Because you are always keeping an exact order of costs, and you are always evaluating the least costly move, you are guaranteed to arrive at the least costly finished state before arriving at more costly finished states. Day 23 complicates the algorithm in the following ways:
- There are multiple moving pieces, so you have to compute the frontier for each piece separately
- You need to deduplicate redundant frontiers and only add one to the frontier. For example a -> 1 then b -> 3 is the same as b -> 3 then a -> 1
- Determining the frontier for any single piece is difficult because of all of the fiddly rules that determine what a legal move is
- There are several ways to move to the same board state, each will have different costs.

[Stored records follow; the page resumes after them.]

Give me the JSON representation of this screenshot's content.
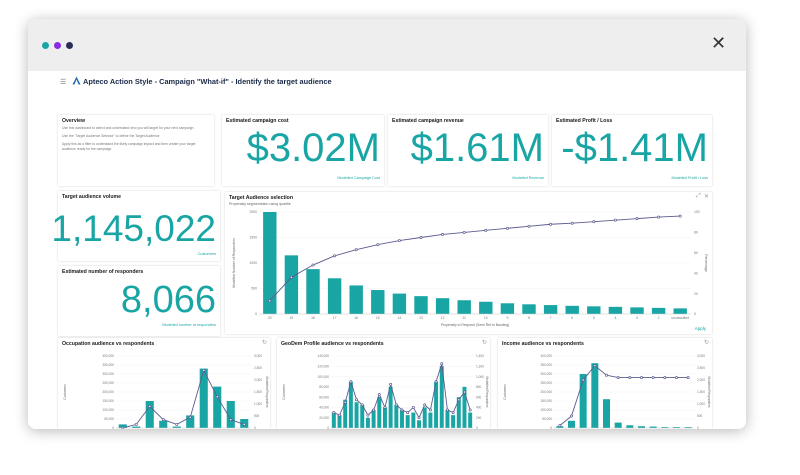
{
  "window": {
    "close_label": "✕",
    "dots": [
      "#1aa5a5",
      "#8a2be2",
      "#2b2b5e"
    ]
  },
  "header": {
    "title": "Apteco Action Style - Campaign \"What-if\" - Identify the target audience",
    "menu_icon": "menu-icon",
    "logo_icon": "apteco-logo-icon"
  },
  "overview": {
    "title": "Overview",
    "lines": [
      "Use this dashboard to select and understand who you will target for your next campaign",
      "Use the \"Target Audience Selector\" to define the Target Audience",
      "Apply this as a filter to understand the likely campaign impact and then create your target",
      "audience ready for the campaign"
    ]
  },
  "kpis": {
    "cost": {
      "title": "Estimated campaign cost",
      "value": "$3.02M",
      "label": "Modelled Campaign Cost"
    },
    "revenue": {
      "title": "Estimated campaign revenue",
      "value": "$1.61M",
      "label": "Modelled Revenue"
    },
    "profit": {
      "title": "Estimated Profit / Loss",
      "value": "-$1.41M",
      "label": "Modelled Profit / Loss"
    },
    "volume": {
      "title": "Target audience volume",
      "value": "1,145,022",
      "label": "Customers"
    },
    "responders": {
      "title": "Estimated number of responders",
      "value": "8,066",
      "label": "Modelled number of responders"
    }
  },
  "selection": {
    "title": "Target Audience selection",
    "subtitle": "Propensity segmentation using quartile",
    "apply_label": "Apply"
  },
  "chart_data": [
    {
      "type": "bar",
      "title": "Target Audience selection",
      "xlabel": "Propensity to Respond (Semi Ref to Banding)",
      "ylabel": "Modelled Number of Responders",
      "y2label": "Percentage",
      "categories": [
        "20",
        "19",
        "18",
        "17",
        "16",
        "15",
        "14",
        "13",
        "12",
        "11",
        "10",
        "9",
        "8",
        "7",
        "6",
        "5",
        "4",
        "3",
        "2",
        "unclassified"
      ],
      "ylim": [
        0,
        2000
      ],
      "y2lim": [
        0,
        100
      ],
      "yticks": [
        0,
        500,
        1000,
        1500,
        2000
      ],
      "y2ticks": [
        0,
        20,
        40,
        60,
        80,
        100
      ],
      "series": [
        {
          "values": [
            2000,
            1150,
            880,
            700,
            560,
            470,
            400,
            350,
            310,
            270,
            240,
            210,
            190,
            175,
            160,
            150,
            140,
            130,
            120,
            110
          ]
        },
        {
          "values": [
            13,
            36,
            48,
            57,
            63,
            68,
            72,
            75,
            78,
            80,
            82,
            84,
            86,
            88,
            89,
            90.5,
            92,
            93.5,
            95,
            96
          ]
        }
      ]
    },
    {
      "type": "bar",
      "title": "Occupation audience vs respondents",
      "ylabel": "Customers",
      "y2label": "Modelled Responders",
      "ylim": [
        0,
        400000
      ],
      "y2lim": [
        0,
        3000
      ],
      "yticks": [
        "0",
        "50,000",
        "100,000",
        "150,000",
        "200,000",
        "250,000",
        "300,000",
        "350,000",
        "400,000"
      ],
      "y2ticks": [
        "0",
        "500",
        "1,000",
        "1,500",
        "2,000",
        "2,500",
        "3,000"
      ],
      "series": [
        {
          "values": [
            20000,
            8000,
            150000,
            40000,
            8000,
            70000,
            330000,
            230000,
            150000,
            50000
          ]
        },
        {
          "values": [
            0,
            150,
            900,
            350,
            150,
            450,
            2400,
            1300,
            350,
            150
          ]
        }
      ]
    },
    {
      "type": "bar",
      "title": "GeoDem Profile audience vs respondents",
      "ylabel": "Customers",
      "y2label": "Modelled Responders",
      "ylim": [
        0,
        140000
      ],
      "y2lim": [
        0,
        1400
      ],
      "yticks": [
        "0",
        "20,000",
        "40,000",
        "60,000",
        "80,000",
        "100,000",
        "120,000",
        "140,000"
      ],
      "y2ticks": [
        "0",
        "200",
        "400",
        "600",
        "800",
        "1,000",
        "1,200",
        "1,400"
      ],
      "series": [
        {
          "values": [
            30000,
            25000,
            55000,
            90000,
            50000,
            45000,
            20000,
            35000,
            60000,
            40000,
            80000,
            45000,
            35000,
            25000,
            30000,
            15000,
            40000,
            30000,
            90000,
            120000,
            35000,
            25000,
            60000,
            80000,
            30000
          ]
        },
        {
          "values": [
            300,
            250,
            500,
            900,
            550,
            450,
            250,
            350,
            650,
            400,
            850,
            450,
            350,
            300,
            400,
            200,
            450,
            350,
            900,
            1250,
            350,
            300,
            550,
            700,
            350
          ]
        }
      ]
    },
    {
      "type": "bar",
      "title": "Income audience vs respondents",
      "ylabel": "Customers",
      "y2label": "Modelled Responders",
      "ylim": [
        0,
        400000
      ],
      "y2lim": [
        0,
        3000
      ],
      "yticks": [
        "0",
        "50,000",
        "100,000",
        "150,000",
        "200,000",
        "250,000",
        "300,000",
        "350,000",
        "400,000"
      ],
      "y2ticks": [
        "0",
        "500",
        "1,000",
        "1,500",
        "2,000",
        "2,500",
        "3,000"
      ],
      "series": [
        {
          "values": [
            10000,
            40000,
            300000,
            360000,
            160000,
            30000,
            15000,
            10000,
            8000,
            5000,
            5000,
            5000
          ]
        },
        {
          "values": [
            100,
            500,
            2000,
            2600,
            2200,
            2100,
            2100,
            2100,
            2100,
            2100,
            2100,
            2100
          ]
        }
      ]
    }
  ],
  "colors": {
    "teal": "#1aa5a5",
    "line": "#5b5b8f",
    "navy": "#1a2b4a"
  }
}
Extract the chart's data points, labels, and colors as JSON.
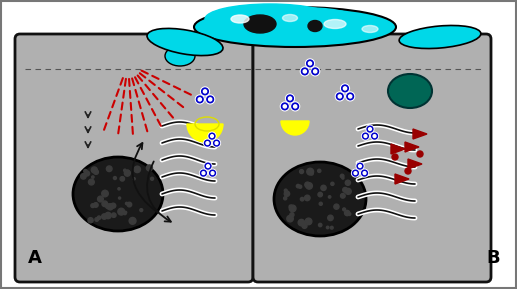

If you find a way that is cheaper, you will need to update the cost for that board state if it has already been submitted for analysis. Using a Fibonacci heap is the best way to do this.
- The concept of "visited" becomes significanly muddier
Day 24 Just Do It By Hand
First off, I didn't solve this day's at all. I ended up just following along with Eric Burden's explanation. This is one of those cases where an exact solution arrived at analytically is the only way to do the problem. Searching through a 14 digit space is simply going to take way too long for even the fastest computers with the most optimized code. Eric's solution requires the following insights:
- There are 14 blocks of code, each starting with the input instruction
- A lot of the code ends up being local to the block itself, it never makes a difference outside of the local block
- In fact, the only two things that can affect the current block are the previous z value and the current input
- The only way to end up with z being zero at the end of block 14 is for some combination of
divandmodoperations on z - You have to do a bit of meta-programming, you have to write code that abstracts the code itself
- The 14 blocks form 7 pairs of push/pop operations on a stack
The key is 6, which is something I never would have realized had I not had it pointed out to me. I understood 1-4 after looking at the input code for a while. However, my guess was that later blocks would only result in z being 0 if there was a narrow range of inputs for each block. I thought that only certain operations would be legal (no division or mod by zero), and that by caching the results of downstream operations I would be able to short circuit early on upstream operations. This would reduce the search space to a much smaller number, making a straightforward iterative solution work.
I also somewhat understood 5 to be the case, but thought it would involve some sort of code optimization, leading to the elminiation of legal inputs and blocks, which would effectively be a different way of reducing the search space not involving caching. However, I didn't see a way to make that workable.
It should go without saying that the code there probably does work for testing inputs, but it's worthless for arriving at a solution.
Day 25 At Least It Finishes Easily
This is the second year I made it to the very end of an AOC. Both times now day 25 has been a single part and relatively easy. This is good because by the end of it I am always exhauseted.
Day 25 was a fairly standard AOC day. There's a grid of things. Things move around according to rules. You run the game until a condition happens. Then you make a computation based on the number of moves and/or the position of the things in the grid.